Faut-il que j’accepte quelque chose de vous ? Il est vrai que je vous ai demandé, et, qui pis est, j’ai dérobé votre présent ; et, ce qui est encore pire, je me suis égaré dans la maison.
Esprit sans argent.


La figure du jeune garçon, seul témoin de l’infraction aux lois de la propriété et de l’hospitalité, aurait fourni le sujet d’un excellent tableau. Il resta immobile, comme s’il eût vu paraître devant lui un de ces spectres dont il avait entendu parler pendant les longues soirées d’hiver. Ne pensant plus à son devoir, il oublia de tourner la broche confiée à ses soins, et ajouta aux infortunes de la soirée, en laissant brûler le mouton, qui bientôt devint aussi noir que du charbon. Il ne sortit de son état de stupéfaction qu’au moyen d’un vigoureux soufflet appliqué par la dame Lightbody[1], qui, de quelque manière qu’elle justifiât son nom, était à coup sûr une femme fortement constituée, et très-habile à se servir de ses mains, comme défunt son mari, disait-on, l’avait éprouvé plus d’une fois.

« Pourquoi laissez-vous brûler le rôti, maudit petit vaurien ? dit-elle. — Je ne sais pas, répondit l’enfant. — Et où donc est ce lourdeau de Gilles ? demanda-t-elle ; — je ne sais pas, » répondit-il en sanglotant, et encore plongé dans le plus grand étonnement.

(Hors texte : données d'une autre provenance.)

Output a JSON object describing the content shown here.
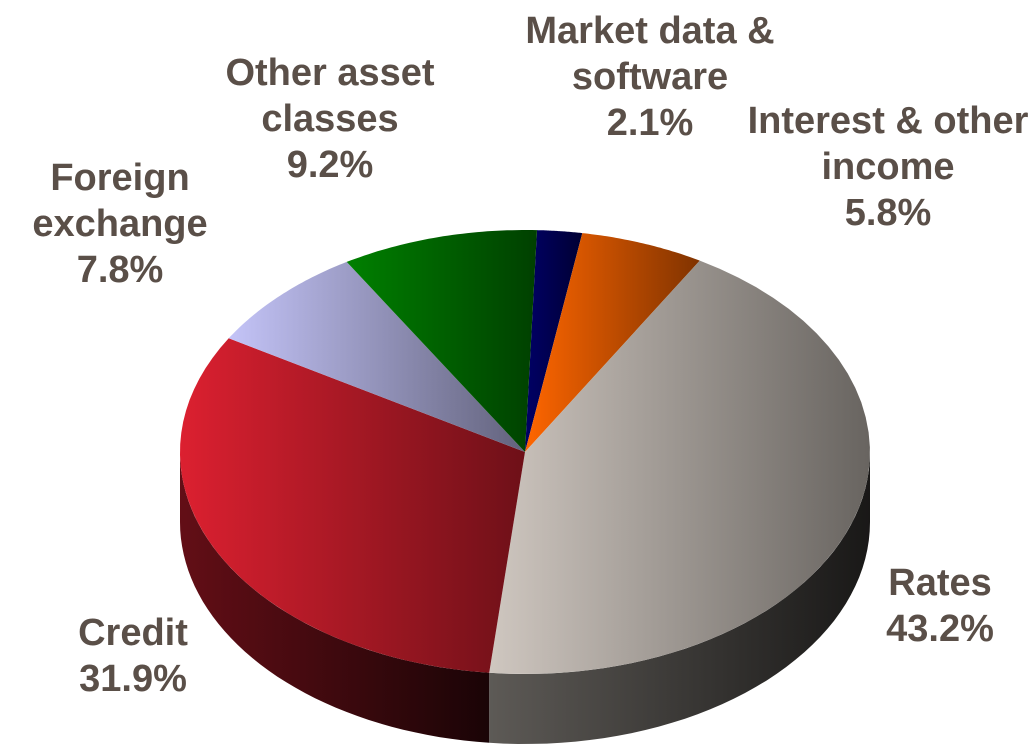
{
  "chart_data": {
    "type": "pie3d",
    "categories": [
      "Market data & software",
      "Interest & other income",
      "Rates",
      "Credit",
      "Foreign exchange",
      "Other asset classes"
    ],
    "values": [
      2.1,
      5.8,
      43.2,
      31.9,
      7.8,
      9.2
    ],
    "value_labels": [
      "2.1%",
      "5.8%",
      "43.2%",
      "31.9%",
      "7.8%",
      "9.2%"
    ],
    "colors": [
      "#000066",
      "#ff6600",
      "#cfc7c0",
      "#dc2030",
      "#c4c4f8",
      "#008000"
    ]
  }
}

« Et qu’est devenu M. Balderstone ? et surtout, au nom du conseil et de l’assemblée de l’Église, Dieu me pardonne ! qu’est devenue la broche avec les canards sauvages ? »

Madame Girder, qui entra en ce moment, joignit ses exclamations à celles de sa mère ; et leurs cris assourdissants confondirent tellement le pauvre garçon, que pendant long-temps il ne put raconter l’aventure, et ce ne fut qu’au retour de son compagnon qu’elles commencèrent à se douter de la vérité.

« Eh bien ! dit mistriss Lightbody, qui eût jamais pensé que Caleb Balderstone aurait joué un pareil tour à une ancienne connaissance ? — Oh, que le diable l’emporte ! s’écria l’épouse de Girder ; et quelle raison donnerai-je à mon mari ? Il me tuera, n’y eût-il pas d’autre femme dans tout le village de Wolf’s-Hope. — Tais-toi, imbécile ! répondit la mère. Non, non ; il a été assez

  1. Corps léger, avons-nous dit. a. m.